Sábado - Octava de Pascua
- Jesús llama a todos a ser apóstoles.
- Dios cuenta connuestras fortalezas y con nuestras flaquezas.
- Encontrar fuerza en Cristo Resucitado.
LA PRIMERA aparición del Resucitado fue a María Magdalena; así nos lo narra el evangelista Marcos. Jesús acompañó después a los discípulos de Emaús y, finalmente, se presentó a los once apóstoles (cfr. Mc 16,9-15). En todas aquellas apariciones, Jesús deseaba devolverles la paz, remover su fe y avivar la misión apostólica a la que estaban llamados. Es verdad que, cuando el Maestro más les necesitaba, sus discípulos se habían dejado llevar por la cobardía. Incluso después de la resurrección seguían confusos y llenos de dudas. Cristo, al presentarse ante los once, «les reprochó su incredulidad y dureza de corazón, porque no creyeron a los que lo habían visto resucitado» (Mc 16,14).

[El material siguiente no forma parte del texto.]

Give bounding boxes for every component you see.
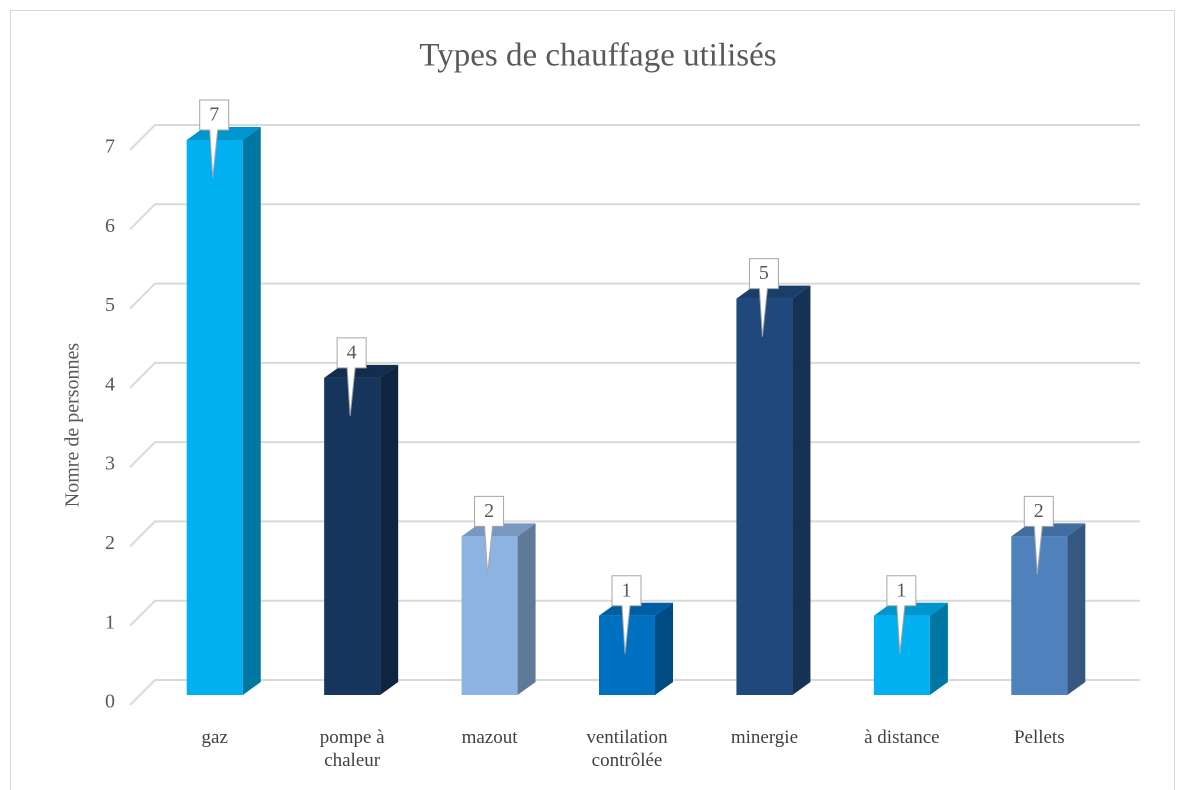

A pesar de todo, Jesús no dudó en confirmarlos en su vocación: habían sido elegidos para ser sus testigos, no deseaba sustituirlos por otros. Aquella visita termina con el encargo divino: «Id al mundo entero y predicad el Evangelio a todo lo creado» (Mc 16,15). El don de estar llamados a la misión apostólica recae sobre ellos, aunque no sean especialmente fuertes ni destaquen por una especial preparación. Así se entiende el revuelo causado por Pedro y Juan cuando, semanas después, curaron a un paralítico: como «sabían que eran hombres sin letras y sin cultura, estaban admirados» (Hch 4,13).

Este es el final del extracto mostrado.